In case there was any question as to where Paul stood in regards to the value of women. He clears it up in 1 Corinthians 11:12 when he says: “For as woman came from man, so also man is born of woman. But everything comes from God.” So in the first part of 1 Corinthians chapter 11 Paul tries to build unity in the church by asking people to be modest.
The second half of 1 Corinthians chapter 11 is less controversial. Paul admonishes the Corinthians for abusing the opportunity for unity through communion. People in that time were eating without waiting for each other and totally missing the point of the exercise. It reminds me of obedient mastiffs and “Boy’s night waffles”.
My wife, Hannah, is a nurse. When my oldest son, Carter was little, Hannah would usually work the evening shift at the hospital. So when she worked, Carter and I had “‘Boy’s night!” Sometimes, I would make waffles and sausage for supper and we would load them all up with all the toppings we both liked: Chocolate chips, blueberries, strawberries, whipped cream, etc. Hannah would never buy all that stuff. So we called them “Boy’s Night Waffles”. As we had more kids, Carter still wanted Boy’s Night Waffles. But it became increasingly difficult with four children. It was like conducting an uncooperative orchestra to have all the waffles warm and the toppings cold and help the kids cut their food into reasonable bites so we could all eat at the same time. Now on the rare occasion that we have Boy’s Night Waffles, I just have the kids start eating as their food is handed to them. We don’t even try to eat at the same time on waffle night.
English mastiffs like our dog, are sometimes called gentle giants. They are known for their size. They are one of the largest breeds there is. A female, like ours, can easily be around 150 pounds. They can be intimidating looking, but they are generally very calm and don’t need a ton of vigorous exercise. These qualities match our family pretty well. I hope to use our dog Zippers as a therapy dog, so I have been going to obedience classes with her one or two times per week ever since she was small. A large part of what we do in class is walk in circles reminding her to watch me and not ahead of me or behind me. When we get to a doorway we practice having her wait and not allowing her to just run right in or out. When we put food in front of her she has to leave it until we say a release word. Zippers is pretty good at the waiting part. She’s not so good at the release word part. We have tried “OK” and “Free” and “Eat”. A lot of times she will not start eating unless one of us sits beside her. Paul would probably like this dog.

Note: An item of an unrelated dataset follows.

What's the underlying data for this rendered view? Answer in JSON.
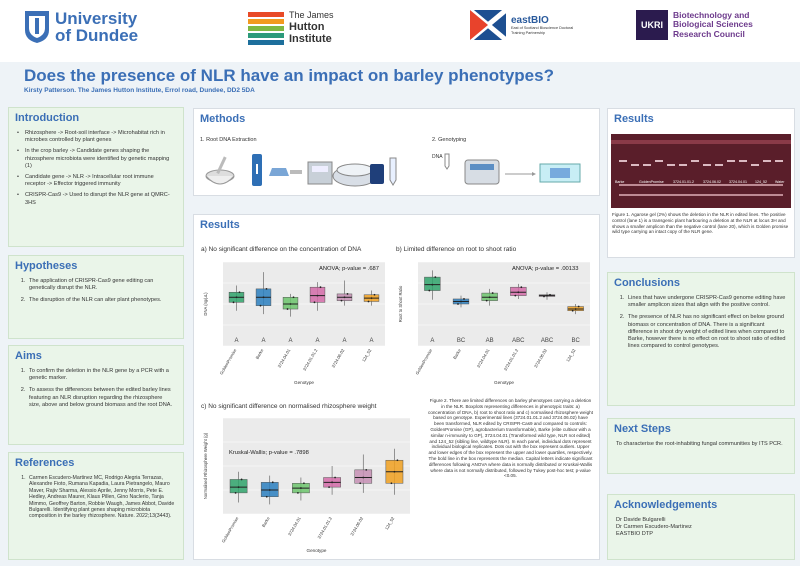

As I see it, 1 Corinthians Chapter 11 is meant to remind the reader, (originally, Christians at the church of Corinth in about 55 AD), about the importance of unity. Paul says he is glad that the Corinthians are following his teaching and traditions but, he wants to remind them that it is more important to follow Christ than following himself. He encourages the church to be modest and build unity over division.
-Brian Froehlich
Application Questions:
What traditions in your church have become a part of its identity?
What are some behavioral differences you notice when you visit another congregation?
What are two or three attitude adjustments your church should consider for the sake of unity?
How does the Corinthian Communion service compare to those you have participated in?